SenseSight

Inspiration

Bill - "Blindness is a major problem today and we hope to have a solution that takes a step in solving this"

George - "I like engineering"

We hope our tool gives nonzero contribution to society.

What it does

Generates a description of a scene and reads the description for visually impaired people. Leverages CLIP/recent research advancements and own contributions to solve previously unsolved problem (taking a stab at the unsolved generalized object detection problem i.e. object detection without training labels)

How we built it

SenseSight consists of three modules: recorder, CLIP engine, and text2speech.

Pipeline Overview

Once the user presses the button, the recorder beams it to the compute cluster server. The server runs a temporally representative video frame through the CLIP engine. The CLIP engine is our novel pipeline that emulates human sight to generate a scene description. Finally, the generated description is sent back to the user side, where the text is converted to audio to be read.

Figures

CLIP

CLIP is a model proposed by OpenAI that maps images to embeddings via an image encoder and text to embeddings via a text encoder. Similiar (image, text) pairs will have a higher dot product.

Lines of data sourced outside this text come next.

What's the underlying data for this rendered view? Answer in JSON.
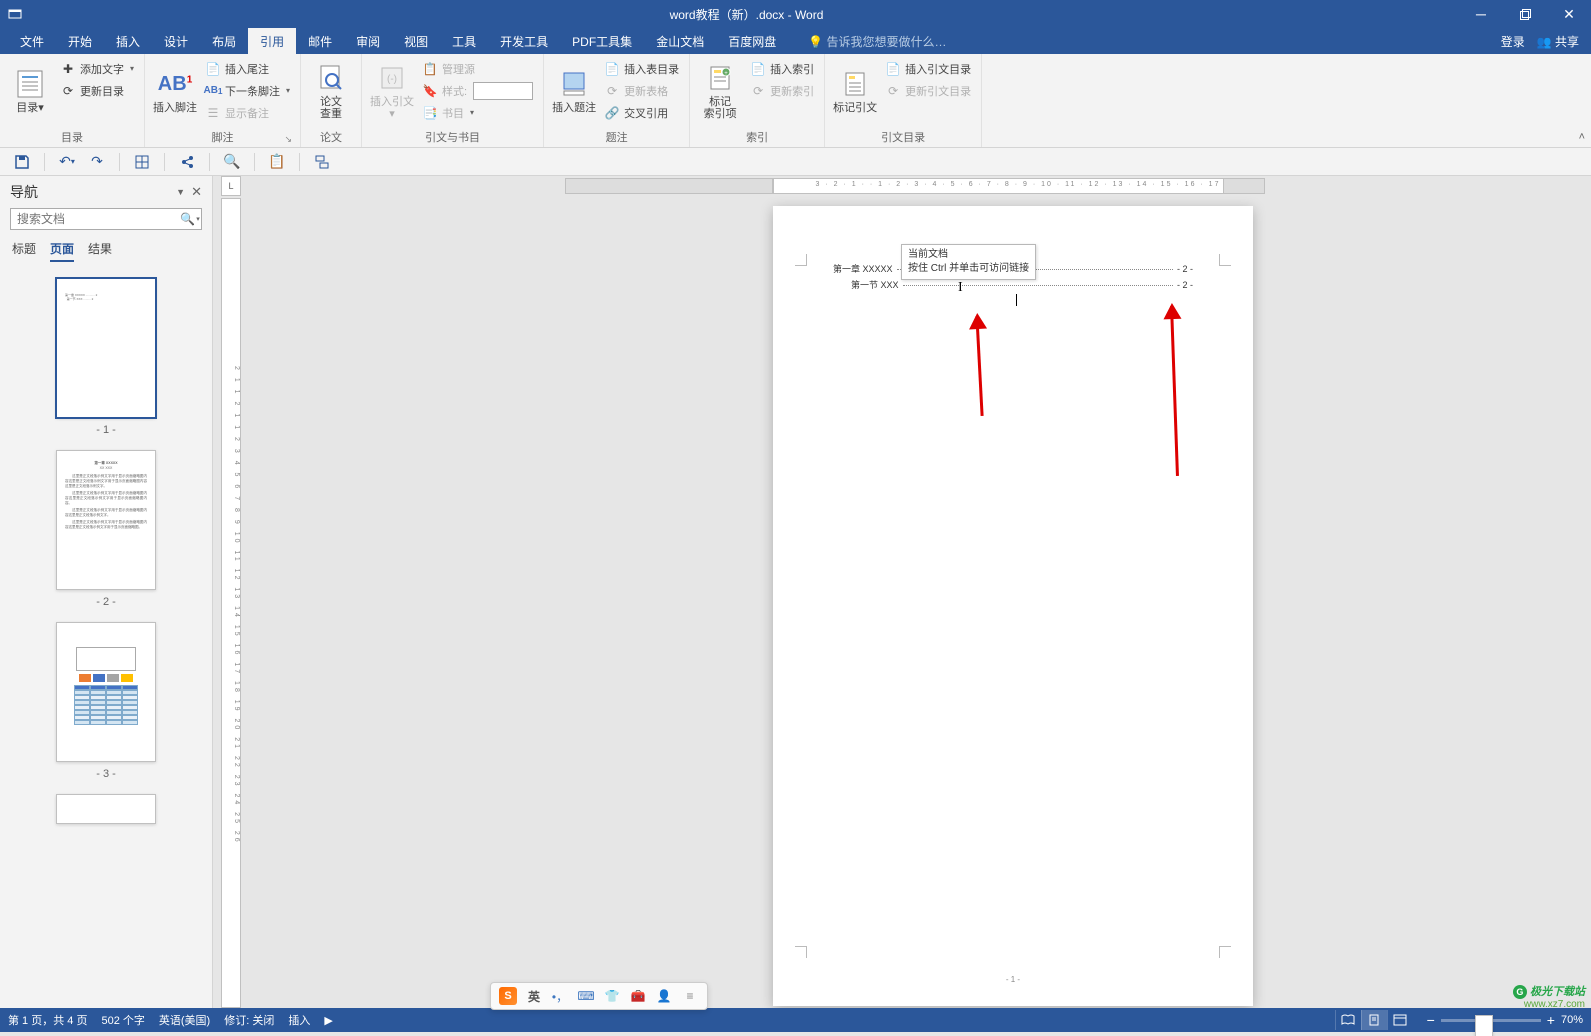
{
  "titlebar": {
    "title": "word教程（新）.docx - Word"
  },
  "menu": {
    "tabs": [
      "文件",
      "开始",
      "插入",
      "设计",
      "布局",
      "引用",
      "邮件",
      "审阅",
      "视图",
      "工具",
      "开发工具",
      "PDF工具集",
      "金山文档",
      "百度网盘"
    ],
    "active": "引用",
    "tell_me": "告诉我您想要做什么…",
    "login": "登录",
    "share": "共享"
  },
  "ribbon": {
    "toc": {
      "group": "目录",
      "toc": "目录",
      "add_text": "添加文字",
      "update_toc": "更新目录"
    },
    "fn": {
      "group": "脚注",
      "insert_fn": "插入脚注",
      "insert_en": "插入尾注",
      "next_fn": "下一条脚注",
      "show_notes": "显示备注"
    },
    "research": {
      "group": "论文",
      "lookup": "论文\n查重"
    },
    "cite": {
      "group": "引文与书目",
      "insert_cite": "插入引文",
      "manage_sources": "管理源",
      "style": "样式:",
      "bibliography": "书目"
    },
    "caption": {
      "group": "题注",
      "insert_caption": "插入题注",
      "insert_tof": "插入表目录",
      "update_table": "更新表格",
      "cross_ref": "交叉引用"
    },
    "index": {
      "group": "索引",
      "mark_entry": "标记\n索引项",
      "insert_index": "插入索引",
      "update_index": "更新索引"
    },
    "toa": {
      "group": "引文目录",
      "mark_citation": "标记引文",
      "insert_toa": "插入引文目录",
      "update_toa": "更新引文目录"
    }
  },
  "nav": {
    "title": "导航",
    "search_placeholder": "搜索文档",
    "tabs": [
      "标题",
      "页面",
      "结果"
    ],
    "active_tab": "页面",
    "thumbs": [
      "- 1 -",
      "- 2 -",
      "- 3 -"
    ]
  },
  "doc": {
    "toc_line1_title": "第一章  XXXXX",
    "toc_line1_page": "- 2 -",
    "toc_line2_title": "第一节  XXX",
    "toc_line2_page": "- 2 -",
    "tooltip_l1": "当前文档",
    "tooltip_l2": "按住 Ctrl 并单击可访问链接",
    "page_number": "- 1 -"
  },
  "status": {
    "page": "第 1 页，共 4 页",
    "words": "502 个字",
    "lang": "英语(美国)",
    "track": "修订: 关闭",
    "insert": "插入",
    "zoom_pct": "70%"
  },
  "ime": {
    "lang": "英"
  },
  "watermark": {
    "l1": "极光下载站",
    "l2": "www.xz7.com"
  },
  "ruler": {
    "horizontal": "3 · 2 · 1 ·  · 1 · 2 · 3 · 4 · 5 · 6 · 7 · 8 · 9 · 10 · 11 · 12 · 13 · 14 · 15 · 16 · 17",
    "vertical": "2 1  1 2 1 1 2 3 4 5 6 7 8 9 10 11 12 13 14 15 16 17 18 19 20 21 22 23 24 25 26"
  }
}
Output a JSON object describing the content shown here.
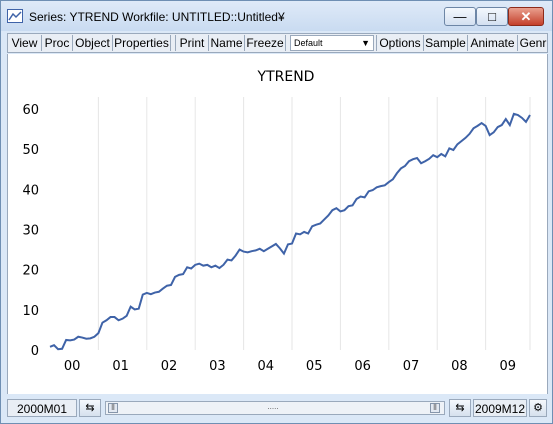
{
  "window": {
    "title": "Series: YTREND   Workfile: UNTITLED::Untitled¥",
    "minimize_glyph": "—",
    "maximize_glyph": "□",
    "close_glyph": "✕"
  },
  "toolbar": {
    "buttons": [
      "View",
      "Proc",
      "Object",
      "Properties",
      "Print",
      "Name",
      "Freeze",
      "Options",
      "Sample",
      "Animate",
      "Genr"
    ],
    "combo_value": "Default"
  },
  "chart_data": {
    "type": "line",
    "title": "YTREND",
    "xlabel": "",
    "ylabel": "",
    "ylim": [
      0,
      60
    ],
    "y_ticks": [
      0,
      10,
      20,
      30,
      40,
      50,
      60
    ],
    "x_tick_labels": [
      "00",
      "01",
      "02",
      "03",
      "04",
      "05",
      "06",
      "07",
      "08",
      "09"
    ],
    "x_start": "2000M01",
    "x_end": "2009M12",
    "grid": "vertical",
    "line_color": "#3f63a8",
    "series": [
      {
        "values": [
          0.8,
          1.2,
          0.2,
          0.3,
          2.5,
          2.4,
          2.6,
          3.3,
          3.1,
          2.8,
          2.9,
          3.3,
          4.2,
          6.8,
          7.4,
          8.2,
          8.2,
          7.4,
          7.8,
          8.5,
          10.8,
          10.1,
          10.3,
          13.8,
          14.2,
          13.9,
          14.3,
          14.5,
          15.3,
          16.0,
          16.2,
          18.2,
          18.7,
          18.9,
          20.6,
          20.3,
          21.2,
          21.5,
          21.0,
          21.2,
          20.6,
          21.0,
          20.4,
          21.2,
          22.5,
          22.3,
          23.5,
          25.0,
          24.5,
          24.3,
          24.6,
          24.8,
          25.2,
          24.6,
          25.2,
          25.8,
          26.4,
          25.3,
          24.0,
          26.3,
          26.5,
          29.0,
          28.8,
          29.4,
          29.0,
          30.8,
          31.2,
          31.5,
          32.5,
          33.5,
          34.8,
          35.3,
          34.5,
          34.8,
          35.8,
          36.0,
          37.6,
          38.2,
          38.0,
          39.5,
          39.8,
          40.5,
          40.8,
          41.0,
          41.8,
          42.5,
          44.0,
          45.2,
          45.8,
          47.0,
          47.5,
          47.8,
          46.5,
          47.0,
          47.6,
          48.5,
          48.0,
          48.8,
          48.2,
          50.2,
          49.8,
          51.2,
          52.0,
          52.8,
          53.8,
          55.2,
          55.8,
          56.5,
          55.8,
          53.5,
          54.2,
          55.5,
          56.0,
          57.5,
          56.0,
          58.8,
          58.5,
          57.8,
          56.8,
          58.5
        ]
      }
    ]
  },
  "status": {
    "start": "2000M01",
    "end": "2009M12",
    "thumb_grip": "....."
  },
  "icons": {
    "chart_icon": "line-chart-icon",
    "settings_icon": "gear-icon"
  }
}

Image captioning with CLIP

We can map the image embeddings to text embeddings via a simple MLP (since image -> text can be thought of as lossy compression). The mapped embedding is fed into a transformer decoder (GPT2) that is fine-tuned to produce text. This process is called CLIP text decoder.

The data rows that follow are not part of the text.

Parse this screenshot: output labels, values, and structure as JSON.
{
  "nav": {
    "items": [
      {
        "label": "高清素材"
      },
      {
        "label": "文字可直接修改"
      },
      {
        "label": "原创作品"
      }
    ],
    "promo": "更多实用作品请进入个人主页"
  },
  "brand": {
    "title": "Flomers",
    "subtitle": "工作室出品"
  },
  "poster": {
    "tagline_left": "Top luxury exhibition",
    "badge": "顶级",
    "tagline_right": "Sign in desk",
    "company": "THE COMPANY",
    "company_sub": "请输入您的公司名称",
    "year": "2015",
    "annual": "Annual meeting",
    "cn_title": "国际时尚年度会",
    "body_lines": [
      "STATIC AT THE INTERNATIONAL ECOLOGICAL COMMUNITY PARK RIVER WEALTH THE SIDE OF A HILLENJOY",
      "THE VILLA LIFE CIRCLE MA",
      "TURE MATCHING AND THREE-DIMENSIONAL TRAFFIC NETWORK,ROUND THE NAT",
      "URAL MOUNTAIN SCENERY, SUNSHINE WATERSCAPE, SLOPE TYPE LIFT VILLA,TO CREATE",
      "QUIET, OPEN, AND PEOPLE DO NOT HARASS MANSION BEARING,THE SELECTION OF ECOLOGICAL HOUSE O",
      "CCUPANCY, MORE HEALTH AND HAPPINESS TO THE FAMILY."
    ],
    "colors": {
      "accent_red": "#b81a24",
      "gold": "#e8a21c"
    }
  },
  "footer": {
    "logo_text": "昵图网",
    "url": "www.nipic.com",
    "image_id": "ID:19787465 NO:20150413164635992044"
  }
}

Recognition of Key Image Areas

The issue with Image captioning the fed input is that an image is composed of smaller images. The CLIP text decoder is trained on only images containing one single content (e.g. ImageNet/MS CoCo images). We need to extract the crops of the objects in the image and then apply CLIP text decoder. This process is called generalized object detection

Generalized object detection is unsolved. Most object detection involves training with labels. We propose a viable approach. We sample crops in the scene, just like how human eyes dart around their view. We evaluate the fidelity of these crops i.e. how much information/objects the crop contains by embedding the crop using clip and then searching a database of text embeddings. The database is composed of noun phrases that we extracted. The database can be huge, so we rely on SCANN (Google Research), a pipeline that uses machine learning based vector similarity search.

We then filter all subpar crops. The remaining crops are selected using an algorithm that tries to maximize the spatial coverage of k crop. To do so, we sample many sets of k crops and select the set with the highest all pairs distance.

Challenges we ran into

The hackathon went smoothly, except for the minor inconvenience of getting the server + user side to run in sync.

Accomplishments that we're proud of

Platform replicates the human visual process with decent results. Subproblem is generalized object detection-- proposed approach involving CLIP embeddings and fast vector similarity search Got hardware + local + server (machine learning models on MIT cluster) + remote apis to work in sync

What's next for SenseSight

Better clip text decoder. Crops tend to generate redundant sentences, so additional pruning is needed. Use GPT3 to remove the redundancy and make the speech flower.

Realtime can be accomplished by using real networking protocols instead of scp + time.sleep hacks. To accelerate inference on crops, we can do multi GPU.